ブラジルで生まれた須賀さんは、大学を卒業した後、22歳の時、帰国して曾祖父が創業した、うすかわ饅頭で知られる串本町の和菓子店『儀平』で働き始め、40歳で独立して、『紫香庵』の店舗を開きました。
「和歌山城の近くから、和菓子の情報を発信していきたい」という思いで開いた店でしたが、18年経って、家賃の値上げなどもあり、今回、やむを得ず、移転することにしたものです。
移転先は、南海電鉄加太線の東松江駅近くにオープンする喫茶店に併設される予定で、オープンの日はまだ確定しておらず、来月(5月)中旬頃となっています。
『紫香庵』の須賀さんは、「18年経って、店の存在も知られるようになっていたし、移転してこの地域の人たちと離れるのは残念ですが、『移転先まで買いに行くよ』と言ってくれる人もいて、ありがたいです」と話し、「これからも、地元に密着した、皆さんに好かれるような和菓子屋であり続けたい」と話しています。

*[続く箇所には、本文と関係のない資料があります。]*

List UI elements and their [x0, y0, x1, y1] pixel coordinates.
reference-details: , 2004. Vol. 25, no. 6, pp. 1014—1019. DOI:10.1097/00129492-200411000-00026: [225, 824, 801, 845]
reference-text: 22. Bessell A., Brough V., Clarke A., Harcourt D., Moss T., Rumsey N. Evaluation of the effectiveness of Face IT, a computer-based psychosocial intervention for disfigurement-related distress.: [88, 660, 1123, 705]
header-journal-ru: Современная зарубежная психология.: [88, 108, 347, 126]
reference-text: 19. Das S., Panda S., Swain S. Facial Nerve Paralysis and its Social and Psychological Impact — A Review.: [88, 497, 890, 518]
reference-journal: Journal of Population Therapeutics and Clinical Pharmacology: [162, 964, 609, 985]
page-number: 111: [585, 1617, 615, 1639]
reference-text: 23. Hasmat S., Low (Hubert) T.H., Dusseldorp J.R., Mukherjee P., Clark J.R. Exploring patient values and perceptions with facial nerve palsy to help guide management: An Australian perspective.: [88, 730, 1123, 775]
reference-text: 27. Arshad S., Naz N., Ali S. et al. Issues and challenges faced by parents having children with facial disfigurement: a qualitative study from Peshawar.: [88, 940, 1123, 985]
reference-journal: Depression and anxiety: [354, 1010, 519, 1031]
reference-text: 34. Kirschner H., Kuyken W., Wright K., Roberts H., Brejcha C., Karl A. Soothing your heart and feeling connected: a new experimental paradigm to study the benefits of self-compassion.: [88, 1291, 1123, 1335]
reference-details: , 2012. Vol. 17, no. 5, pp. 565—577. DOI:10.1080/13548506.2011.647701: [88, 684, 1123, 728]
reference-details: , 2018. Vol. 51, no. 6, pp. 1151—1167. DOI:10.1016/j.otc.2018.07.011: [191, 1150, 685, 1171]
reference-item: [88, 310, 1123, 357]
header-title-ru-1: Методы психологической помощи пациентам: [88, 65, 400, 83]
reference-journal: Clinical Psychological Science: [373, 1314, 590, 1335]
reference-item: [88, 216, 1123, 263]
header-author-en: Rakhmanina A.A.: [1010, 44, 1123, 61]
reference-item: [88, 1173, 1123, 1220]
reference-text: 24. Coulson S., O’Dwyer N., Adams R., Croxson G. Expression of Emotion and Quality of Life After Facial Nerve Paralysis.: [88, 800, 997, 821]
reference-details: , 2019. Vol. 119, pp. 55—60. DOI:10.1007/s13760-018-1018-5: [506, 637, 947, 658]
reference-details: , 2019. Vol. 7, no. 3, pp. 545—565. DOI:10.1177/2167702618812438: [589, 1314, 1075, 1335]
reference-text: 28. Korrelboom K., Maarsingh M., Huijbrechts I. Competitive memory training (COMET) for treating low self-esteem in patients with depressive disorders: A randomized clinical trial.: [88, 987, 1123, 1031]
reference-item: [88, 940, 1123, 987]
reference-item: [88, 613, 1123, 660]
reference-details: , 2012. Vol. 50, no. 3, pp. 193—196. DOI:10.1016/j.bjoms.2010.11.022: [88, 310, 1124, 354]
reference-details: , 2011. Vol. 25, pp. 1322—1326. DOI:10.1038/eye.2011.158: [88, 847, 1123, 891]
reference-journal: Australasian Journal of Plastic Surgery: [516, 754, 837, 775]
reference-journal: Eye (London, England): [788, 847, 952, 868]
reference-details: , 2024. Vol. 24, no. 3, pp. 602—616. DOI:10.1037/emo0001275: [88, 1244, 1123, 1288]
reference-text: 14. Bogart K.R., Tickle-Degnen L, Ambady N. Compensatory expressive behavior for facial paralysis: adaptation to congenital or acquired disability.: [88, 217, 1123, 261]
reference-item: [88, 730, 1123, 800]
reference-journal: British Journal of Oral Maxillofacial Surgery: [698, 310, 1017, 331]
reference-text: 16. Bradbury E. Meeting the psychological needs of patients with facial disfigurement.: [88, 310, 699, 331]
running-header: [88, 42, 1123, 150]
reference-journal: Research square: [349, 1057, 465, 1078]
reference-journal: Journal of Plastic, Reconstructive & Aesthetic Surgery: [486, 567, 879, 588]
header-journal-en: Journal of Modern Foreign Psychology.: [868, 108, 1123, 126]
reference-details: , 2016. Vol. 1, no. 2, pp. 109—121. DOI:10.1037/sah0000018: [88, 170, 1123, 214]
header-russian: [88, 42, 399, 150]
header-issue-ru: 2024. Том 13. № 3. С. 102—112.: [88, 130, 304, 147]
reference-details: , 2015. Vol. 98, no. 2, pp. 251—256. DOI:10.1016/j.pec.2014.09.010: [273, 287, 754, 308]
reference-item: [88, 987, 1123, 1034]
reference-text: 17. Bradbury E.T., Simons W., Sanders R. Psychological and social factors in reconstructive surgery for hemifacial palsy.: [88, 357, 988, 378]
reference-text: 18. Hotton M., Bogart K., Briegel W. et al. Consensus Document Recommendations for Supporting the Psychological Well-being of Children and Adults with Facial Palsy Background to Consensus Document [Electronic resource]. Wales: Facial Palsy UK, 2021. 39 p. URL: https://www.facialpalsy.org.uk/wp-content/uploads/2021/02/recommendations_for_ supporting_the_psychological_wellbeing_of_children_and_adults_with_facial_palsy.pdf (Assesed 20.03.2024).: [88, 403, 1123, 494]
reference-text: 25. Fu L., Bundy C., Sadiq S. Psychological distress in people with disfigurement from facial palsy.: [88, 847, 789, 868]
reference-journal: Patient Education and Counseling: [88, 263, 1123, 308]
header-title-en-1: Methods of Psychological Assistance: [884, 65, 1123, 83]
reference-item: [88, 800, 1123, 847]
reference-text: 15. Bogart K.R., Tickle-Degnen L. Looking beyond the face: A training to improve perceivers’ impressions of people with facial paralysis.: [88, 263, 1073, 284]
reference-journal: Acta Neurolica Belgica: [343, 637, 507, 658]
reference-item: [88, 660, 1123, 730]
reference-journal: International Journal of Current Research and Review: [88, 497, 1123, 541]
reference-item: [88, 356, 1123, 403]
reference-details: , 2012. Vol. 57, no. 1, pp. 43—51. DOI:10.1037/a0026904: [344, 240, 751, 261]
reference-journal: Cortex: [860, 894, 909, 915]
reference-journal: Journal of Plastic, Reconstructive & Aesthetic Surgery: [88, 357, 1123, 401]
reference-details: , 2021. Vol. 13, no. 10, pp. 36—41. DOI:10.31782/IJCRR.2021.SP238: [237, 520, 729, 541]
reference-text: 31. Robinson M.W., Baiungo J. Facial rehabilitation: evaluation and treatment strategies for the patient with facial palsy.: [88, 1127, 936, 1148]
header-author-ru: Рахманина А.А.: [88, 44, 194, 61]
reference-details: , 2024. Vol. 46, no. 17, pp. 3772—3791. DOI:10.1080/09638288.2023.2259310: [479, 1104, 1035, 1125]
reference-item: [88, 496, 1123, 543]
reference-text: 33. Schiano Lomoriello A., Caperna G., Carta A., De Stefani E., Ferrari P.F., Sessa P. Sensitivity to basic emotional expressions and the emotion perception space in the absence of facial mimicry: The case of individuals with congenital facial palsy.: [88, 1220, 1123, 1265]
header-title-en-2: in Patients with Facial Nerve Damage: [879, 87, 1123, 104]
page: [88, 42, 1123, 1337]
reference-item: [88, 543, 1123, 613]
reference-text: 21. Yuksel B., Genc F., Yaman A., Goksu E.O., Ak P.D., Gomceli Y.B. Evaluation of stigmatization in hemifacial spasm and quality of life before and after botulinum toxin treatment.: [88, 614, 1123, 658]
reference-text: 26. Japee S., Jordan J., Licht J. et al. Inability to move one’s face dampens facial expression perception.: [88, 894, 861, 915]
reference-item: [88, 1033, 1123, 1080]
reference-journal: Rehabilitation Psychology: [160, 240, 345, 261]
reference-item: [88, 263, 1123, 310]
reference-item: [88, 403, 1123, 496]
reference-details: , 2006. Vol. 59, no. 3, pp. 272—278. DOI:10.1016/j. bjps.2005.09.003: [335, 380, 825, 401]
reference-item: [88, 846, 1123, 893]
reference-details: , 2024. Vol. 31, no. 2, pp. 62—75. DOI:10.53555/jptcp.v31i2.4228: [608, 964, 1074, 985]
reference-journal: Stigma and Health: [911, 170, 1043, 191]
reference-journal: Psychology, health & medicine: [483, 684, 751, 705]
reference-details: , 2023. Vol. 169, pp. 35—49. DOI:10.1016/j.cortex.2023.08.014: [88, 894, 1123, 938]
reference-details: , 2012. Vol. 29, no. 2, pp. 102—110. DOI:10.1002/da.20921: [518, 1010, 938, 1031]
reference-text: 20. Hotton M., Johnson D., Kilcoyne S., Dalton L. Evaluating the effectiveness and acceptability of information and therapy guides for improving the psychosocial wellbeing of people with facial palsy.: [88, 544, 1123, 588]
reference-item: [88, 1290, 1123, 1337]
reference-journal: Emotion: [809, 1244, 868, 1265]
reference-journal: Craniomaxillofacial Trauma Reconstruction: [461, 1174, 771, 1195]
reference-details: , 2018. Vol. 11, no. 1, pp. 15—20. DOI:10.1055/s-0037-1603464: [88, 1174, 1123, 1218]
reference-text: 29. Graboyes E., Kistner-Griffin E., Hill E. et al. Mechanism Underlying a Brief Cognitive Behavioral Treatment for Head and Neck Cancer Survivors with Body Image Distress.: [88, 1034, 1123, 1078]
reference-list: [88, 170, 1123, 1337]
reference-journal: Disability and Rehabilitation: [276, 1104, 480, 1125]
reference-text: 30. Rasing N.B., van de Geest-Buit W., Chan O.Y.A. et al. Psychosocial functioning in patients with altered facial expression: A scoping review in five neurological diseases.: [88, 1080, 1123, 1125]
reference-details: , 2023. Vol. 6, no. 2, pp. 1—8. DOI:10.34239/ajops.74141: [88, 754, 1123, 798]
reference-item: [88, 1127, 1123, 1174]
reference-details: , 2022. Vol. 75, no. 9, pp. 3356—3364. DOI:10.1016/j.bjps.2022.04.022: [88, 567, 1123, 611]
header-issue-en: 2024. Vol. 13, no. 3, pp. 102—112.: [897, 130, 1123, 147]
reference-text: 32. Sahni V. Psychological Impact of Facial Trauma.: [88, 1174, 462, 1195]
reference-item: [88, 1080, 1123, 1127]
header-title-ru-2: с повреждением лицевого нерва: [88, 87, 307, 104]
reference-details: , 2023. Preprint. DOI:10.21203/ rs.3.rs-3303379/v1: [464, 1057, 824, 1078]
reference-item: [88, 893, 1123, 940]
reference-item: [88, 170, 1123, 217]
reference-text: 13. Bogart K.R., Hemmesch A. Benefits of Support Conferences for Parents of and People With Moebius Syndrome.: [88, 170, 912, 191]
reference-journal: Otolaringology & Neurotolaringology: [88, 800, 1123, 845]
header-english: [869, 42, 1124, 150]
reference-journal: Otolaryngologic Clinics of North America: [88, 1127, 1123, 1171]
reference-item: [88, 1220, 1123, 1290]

和歌山大学客員教授で、紀州の和菓子と文化を考える会代表の鈴木裕範(すずき・ひろのり)さんは、「地元生まれの和菓子屋が消えてしまった海南市と同じように、和歌山市でも、まちの中心部、かつての城下町にある和菓子店は減っていて、菓子文化の空洞化が進んでいる」と警鐘を鳴らしています。